# Scatterplots, Correlation, and Regression

In this lab, we're going to cover some basic modeling, data visualization, and reporting functions. 

To begin, install the **{modelsummary}** package (if needed) and load it along with **{tidyverse}**.



In [None]:
install.packages("modelsummary") # this will help us generate attractive regression output later

In [40]:
library(tidyverse)
library(modelsummary)

## Simulated data

Let's start by simulating some fake data. Simulated data has wonderful properties for learning regression and other methods, namely, we can control the extent to which our data aligns with the assumptions utilized by the estimator. We also know the population parameters ($b$ and $se$) because we created the data.

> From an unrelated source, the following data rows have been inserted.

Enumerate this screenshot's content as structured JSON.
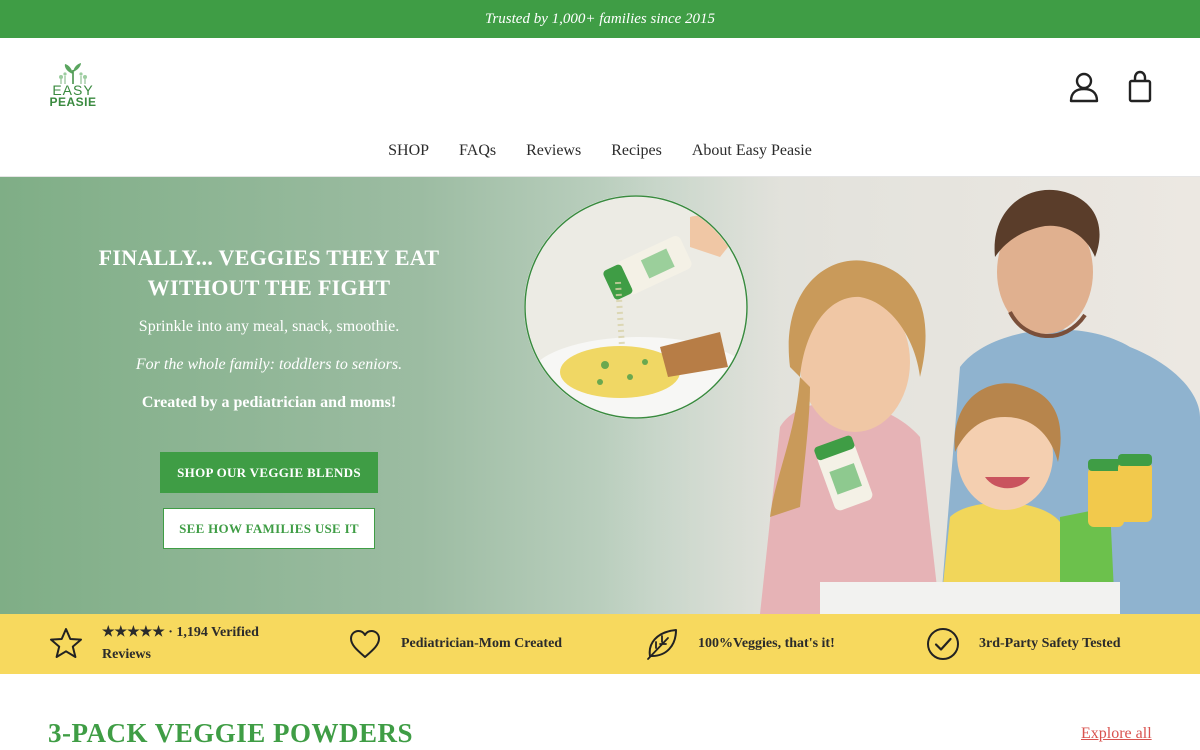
{
  "announcement": "Trusted by 1,000+ families since 2015",
  "logo": {
    "line1": "EASY",
    "line2": "PEASIE"
  },
  "header_icons": [
    "account-icon",
    "cart-icon"
  ],
  "nav": [
    "SHOP",
    "FAQs",
    "Reviews",
    "Recipes",
    "About Easy Peasie"
  ],
  "hero": {
    "title": "FINALLY... VEGGIES THEY EAT WITHOUT THE FIGHT",
    "line1": "Sprinkle into any meal, snack, smoothie.",
    "line2": "For the whole family: toddlers to seniors.",
    "line3": "Created by a pediatrician and moms!",
    "primary_cta": "SHOP OUR VEGGIE BLENDS",
    "secondary_cta": "SEE HOW FAMILIES USE IT"
  },
  "trust": [
    {
      "icon": "star-icon",
      "text": "★★★★★ · 1,194 Verified Reviews"
    },
    {
      "icon": "heart-icon",
      "text": "Pediatrician-Mom Created"
    },
    {
      "icon": "leaf-icon",
      "text": "100%Veggies, that's it!"
    },
    {
      "icon": "check-circle-icon",
      "text": "3rd-Party Safety Tested"
    }
  ],
  "section": {
    "title": "3-PACK VEGGIE POWDERS",
    "link": "Explore all"
  },
  "colors": {
    "brand_green": "#3f9d45",
    "trust_bar": "#f7d95e",
    "link_red": "#d9534f"
  }
}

Start with a random variable, *x*. 


In [None]:
# run the set.seed() function if you would like to be able to reproduce 
# the results I have below.

set.seed(5)

# this function draws 100 random values from a uniform distribution between 0 and 50

xvar <- runif(n = 100, min = 0, max = 50)

# now create the outcome variable yvar as a linear function of xvar.
# where does the rest of this equation come from?

yvar <- 32 - 1.2*xvar + rnorm(n = 100, mean = 0, sd = 30)

# combine new vectors into a data frame using data.frame or tibble
# alternatively, we could have used the cbind() function "column bind"

fake <- tibble(xvar, yvar)

# look at your data: 
head(fake)

## A basic scatterplot

We can use the *plot()* function in base R to take a quick look at the relationship between *xvar* and *yvar*.

In [None]:
plot(fake$xvar, fake$yvar) # note that x variable goes first, y variable second

This plot matches what we told R we wanted - a predictor variable between 0 and 50, an outcome variable that is a linear function of x, and a negative relationship between the two variables with substantial random error. 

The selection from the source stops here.